No obstante, el miedo avanzó asimismo en otra dirección. Lutero pudo haber apelado a los gobernantes seculares, pero insistía en una relación personal del creyente con Dios. Los individuos, sostenía, eran los súbditos de dos reinos: uno exterior, el orden temporal, y otro interior, espiritual.3Según la doctrina de la sola scriptura, «solamente por la Escritura», la Biblia era una fuente de autoridad infalible, harto preferible a los dudosos preceptos transmitidos por la tradición, los concilios eclesiásticos, los teólogos y los papas. La creencia en el purgatorio, por ejemplo, que era clave para la venta de indulgencias, carecía de base en las Escrituras. La remisión del castigo por los pecados no podía comprarse, la salvación exigía trabajo y la meditación era un ejercicio espiritual crucial que implicaba «repetir y comparar el discurso oral y las palabras literales del libro, leyéndolas y releyéndolas con diligente atención y reflexión».4

Lo que ahora exploraremos es la propaganda y la individualización simultáneas del miedo durante la Reforma, así como su ambiguo papel como una herramienta de gobernanza y una fuerza de liberación, comenzando con un análisis de cómo los libros de filosofía política y las obras literarias abordaban la experiencia del miedo, su lugar en la sociedad y su relación con la fe y el poder.

 

Con frecuencia se olvida que el Renacimiento, la explosión del arte y la cultura occidentales que se produjo a partir de finales del siglo XIV, se desplegó en medio de la agitación política y la violencia extrema.5El gran historiador suizo del siglo XIX Jacob Burckhardt, a quien debemos la idea del Renacimiento como un periodo de transición radical desde la Edad Media hasta el mundo moderno, enfatiza el temeroso «espíritu de duda» de la época, así como su «tendencia viciosa», nacida de lo que él calificaba de «las peores características de un egoísmo desenfrenado».6La visión apocalíptica de Brueghel El triunfo de la muerte es una versión de esta turbulencia; otra es El libro de los milagros, un manuscrito ilustrado elaborado en torno a 1550 en la ciudad suaba de Augsburgo.

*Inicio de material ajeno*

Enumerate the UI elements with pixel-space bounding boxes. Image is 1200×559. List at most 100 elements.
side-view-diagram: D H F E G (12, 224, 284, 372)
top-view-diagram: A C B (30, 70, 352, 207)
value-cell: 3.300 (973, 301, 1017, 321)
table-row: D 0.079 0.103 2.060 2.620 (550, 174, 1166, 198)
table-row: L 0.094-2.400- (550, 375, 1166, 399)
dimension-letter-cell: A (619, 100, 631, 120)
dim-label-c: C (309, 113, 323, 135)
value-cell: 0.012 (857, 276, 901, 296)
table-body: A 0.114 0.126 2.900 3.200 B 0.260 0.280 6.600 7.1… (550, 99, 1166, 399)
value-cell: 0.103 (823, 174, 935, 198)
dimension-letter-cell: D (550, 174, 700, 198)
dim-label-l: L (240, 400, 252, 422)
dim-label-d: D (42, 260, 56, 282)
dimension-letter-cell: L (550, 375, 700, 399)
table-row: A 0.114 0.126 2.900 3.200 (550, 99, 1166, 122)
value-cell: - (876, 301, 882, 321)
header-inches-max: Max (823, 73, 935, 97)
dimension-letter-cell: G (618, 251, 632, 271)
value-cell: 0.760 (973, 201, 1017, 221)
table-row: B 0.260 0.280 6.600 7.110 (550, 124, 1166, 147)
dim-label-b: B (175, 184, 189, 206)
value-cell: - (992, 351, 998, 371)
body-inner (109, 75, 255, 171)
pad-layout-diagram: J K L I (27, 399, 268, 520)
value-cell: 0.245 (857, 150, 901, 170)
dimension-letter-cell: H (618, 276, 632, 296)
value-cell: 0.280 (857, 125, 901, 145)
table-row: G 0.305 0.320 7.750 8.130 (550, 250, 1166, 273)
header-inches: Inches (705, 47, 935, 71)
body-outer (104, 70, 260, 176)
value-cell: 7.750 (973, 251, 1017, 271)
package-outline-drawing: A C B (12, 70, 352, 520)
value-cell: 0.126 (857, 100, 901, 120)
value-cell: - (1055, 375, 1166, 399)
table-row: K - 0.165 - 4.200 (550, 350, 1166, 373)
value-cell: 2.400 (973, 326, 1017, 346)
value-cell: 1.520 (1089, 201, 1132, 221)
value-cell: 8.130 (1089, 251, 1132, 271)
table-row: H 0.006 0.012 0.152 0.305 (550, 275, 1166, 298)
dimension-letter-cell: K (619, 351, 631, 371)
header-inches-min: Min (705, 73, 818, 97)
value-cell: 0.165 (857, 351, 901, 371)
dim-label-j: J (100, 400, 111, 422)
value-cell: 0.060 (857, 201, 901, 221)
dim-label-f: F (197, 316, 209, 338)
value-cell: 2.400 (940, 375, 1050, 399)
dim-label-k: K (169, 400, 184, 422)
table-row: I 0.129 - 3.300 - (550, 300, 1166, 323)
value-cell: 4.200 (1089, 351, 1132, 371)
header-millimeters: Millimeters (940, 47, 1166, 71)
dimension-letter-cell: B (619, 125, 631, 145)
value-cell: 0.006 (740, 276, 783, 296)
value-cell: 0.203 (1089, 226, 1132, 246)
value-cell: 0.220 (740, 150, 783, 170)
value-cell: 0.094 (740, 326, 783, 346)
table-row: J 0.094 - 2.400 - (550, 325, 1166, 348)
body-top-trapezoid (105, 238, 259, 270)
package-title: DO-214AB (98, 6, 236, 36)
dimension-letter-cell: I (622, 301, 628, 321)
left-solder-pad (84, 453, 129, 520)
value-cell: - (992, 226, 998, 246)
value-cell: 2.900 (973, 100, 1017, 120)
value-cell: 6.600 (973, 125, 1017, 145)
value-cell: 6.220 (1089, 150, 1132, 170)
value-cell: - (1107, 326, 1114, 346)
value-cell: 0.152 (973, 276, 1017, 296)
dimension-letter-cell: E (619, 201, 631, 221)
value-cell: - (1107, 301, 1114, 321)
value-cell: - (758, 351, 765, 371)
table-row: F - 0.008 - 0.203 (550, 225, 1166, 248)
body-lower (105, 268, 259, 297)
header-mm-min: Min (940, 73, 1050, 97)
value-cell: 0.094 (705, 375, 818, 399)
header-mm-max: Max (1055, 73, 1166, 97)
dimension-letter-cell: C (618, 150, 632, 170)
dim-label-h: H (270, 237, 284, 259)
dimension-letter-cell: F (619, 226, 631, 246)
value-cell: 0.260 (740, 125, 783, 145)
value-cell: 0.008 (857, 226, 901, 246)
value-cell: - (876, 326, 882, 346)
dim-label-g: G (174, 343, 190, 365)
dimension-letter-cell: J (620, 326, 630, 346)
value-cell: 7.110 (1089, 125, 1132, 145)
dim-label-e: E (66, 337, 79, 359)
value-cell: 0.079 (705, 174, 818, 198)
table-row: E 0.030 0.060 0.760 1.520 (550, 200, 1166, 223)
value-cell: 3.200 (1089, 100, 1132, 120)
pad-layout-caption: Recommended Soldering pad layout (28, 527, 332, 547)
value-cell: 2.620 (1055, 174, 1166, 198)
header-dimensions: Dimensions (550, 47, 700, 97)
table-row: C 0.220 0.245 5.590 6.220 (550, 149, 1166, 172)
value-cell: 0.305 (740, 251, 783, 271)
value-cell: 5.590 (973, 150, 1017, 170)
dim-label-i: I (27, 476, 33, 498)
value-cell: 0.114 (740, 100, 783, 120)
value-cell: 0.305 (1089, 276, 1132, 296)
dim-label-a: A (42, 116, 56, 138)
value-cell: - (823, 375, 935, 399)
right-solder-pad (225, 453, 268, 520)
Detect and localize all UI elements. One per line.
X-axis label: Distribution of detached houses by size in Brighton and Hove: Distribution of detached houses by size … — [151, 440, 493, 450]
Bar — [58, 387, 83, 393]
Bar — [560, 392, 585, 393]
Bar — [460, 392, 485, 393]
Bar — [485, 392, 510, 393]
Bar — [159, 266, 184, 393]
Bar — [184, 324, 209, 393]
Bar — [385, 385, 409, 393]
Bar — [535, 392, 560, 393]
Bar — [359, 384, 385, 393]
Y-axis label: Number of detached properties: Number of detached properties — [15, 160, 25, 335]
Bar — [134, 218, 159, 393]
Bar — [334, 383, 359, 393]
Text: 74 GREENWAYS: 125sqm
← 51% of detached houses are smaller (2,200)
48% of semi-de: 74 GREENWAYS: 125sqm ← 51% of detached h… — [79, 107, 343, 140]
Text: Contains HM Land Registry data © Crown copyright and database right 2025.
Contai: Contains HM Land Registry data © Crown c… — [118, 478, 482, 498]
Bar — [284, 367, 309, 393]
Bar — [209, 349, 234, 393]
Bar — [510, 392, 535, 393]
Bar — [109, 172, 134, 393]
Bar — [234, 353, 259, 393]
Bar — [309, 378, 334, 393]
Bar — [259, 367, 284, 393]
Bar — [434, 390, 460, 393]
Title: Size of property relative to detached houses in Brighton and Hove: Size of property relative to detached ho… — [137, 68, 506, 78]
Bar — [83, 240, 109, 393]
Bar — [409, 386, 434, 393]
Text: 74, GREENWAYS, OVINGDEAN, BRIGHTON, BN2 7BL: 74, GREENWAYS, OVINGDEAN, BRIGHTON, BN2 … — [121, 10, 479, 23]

En él, el catastrofismo bíblico converge con los horrores de la guerra y la devastación causada por una inundación fatal, plagas de langostas y monstruos devoradores de humanos.7

En una carta escrita a principios de la década de 1480 a su mecenas Ludovico Sforza, duque de Milán, Leonardo da Vinci describe las ingeniosas «máquinas de guerra» que estaba desarrollando para causar «gran terror al enemigo»: catapultas, morteros portátiles, cañones, bombas incendiarias y vehículos blindados.8Aunque la pólvora había llegado a Europa desde Asia en el siglo XIII, a la altura del siglo XV el uso de la artillería había transformado la naturaleza de la guerra. Ese era, pues, el nuevo humanismo posterior a la peste, que defendía los valores humanos y las virtudes cívicas y se inspiraba en la Antigüedad clásica. «El miedo surge antes que cualquier otra cosa —anotó Da Vinci en su cuaderno—. Al igual que la valentía pone en peligro la vida, el miedo la protege.»9

De hecho, los Estados que surgieron a partir de la peste a finales del siglo XIV e inicios del XV se fundaron sobre un nuevo género de política, con un contrato entre el gobernante soberano y sus súbditos que postulaba la violencia intrínseca de la naturaleza humana y la consiguiente necesidad de nuevas estrategias disciplinarias para mantener bajo control esa violencia. Según un estudio del reformador francés Juan Calvino y sus seguidores, la Reforma precipitó una «revolución disciplinaria» en lugares como los Países Bajos y Brandeburgo-Prusia que serviría como patrón para el mundo. En dichos lugares se desarrolló una nueva infraestructura de gobernanza y control social que tenía sus raíces en la promoción de la disciplina religiosa. «Lo que significó el vapor para la economía moderna —observa el sociólogo histórico Philip Gorski—, lo supuso la disciplina para la política moderna.»10El miedo constituía el núcleo de ese nuevo pacto político.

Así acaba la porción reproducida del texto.